Pidgey (common name)
spots
spotty
hot shot
raven
robin


thats really all i can come up with without knowing the color sorry =[


----------



## HappyXD (Dec 2, 2011)

So your a singh too. How many pigeons do you keep?


----------



## Jasmeet Singh (Aug 13, 2012)

yea im punjabi, but im staying with rollers not too expensive to take care of easy to maintain and food is very cheap.


----------



## HappyXD (Dec 2, 2011)

Same im punjabi, i keep rollers to there real fun to watch right?

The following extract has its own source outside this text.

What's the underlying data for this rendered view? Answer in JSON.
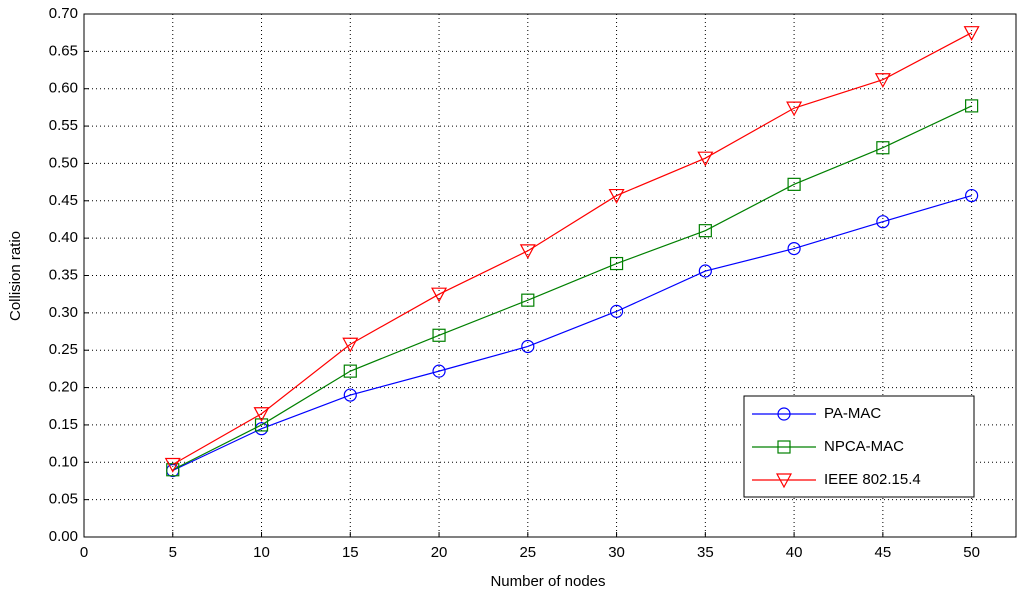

I have two eggs that are going to hatch today or tomorrow so i cant wait until then.


----------



## Jasmeet Singh (Aug 13, 2012)

i have tipplers in punjab. yes rollers are fun to watch.


----------



## HappyXD (Dec 2, 2011)

What part of punjab?


----------



## Jasmeet Singh (Aug 13, 2012)

HappyXD said:


> What part of punjab?


near ludhianna


----------



## HappyXD (Dec 2, 2011)

ok do you know any tips for baby pigeons/squabs


----------



## Jasmeet Singh (Aug 13, 2012)

HappyXD said:


> ok do you know any tips for baby pigeons/squabs


yea - leave them with their parent until they r like 28 days old or once squeeked watever ur comfortable with then right when you take them out of the breeding loft put them in a cage on top of ur flying loft with water then whistle/shake bottle with seeds or rocks in it and put the bird through the trap and feed it and just repeat this process every day for 2 weeks and then open the door to ur flying loft and let the bird choose if it wants to fly or not just wait dont force him out if he doesnt fly its all good just close the door and keep trying the day he flys wait like 10 minutes and whistle/shake bottle and see if he returns. thats what i do very affective i would recommand letting him out with birds that are already trained to return home so he comes down with them less chance of losing him


----------



## HappyXD (Dec 2, 2011)

How long have you been raising pigeons for?


----------



## Jasmeet Singh (Aug 13, 2012)

this is where i got it http://www.roller-pigeon.com/Roller_Pigeon_Articles.html 
there r 5 articles view all of them it will help you out alot


----------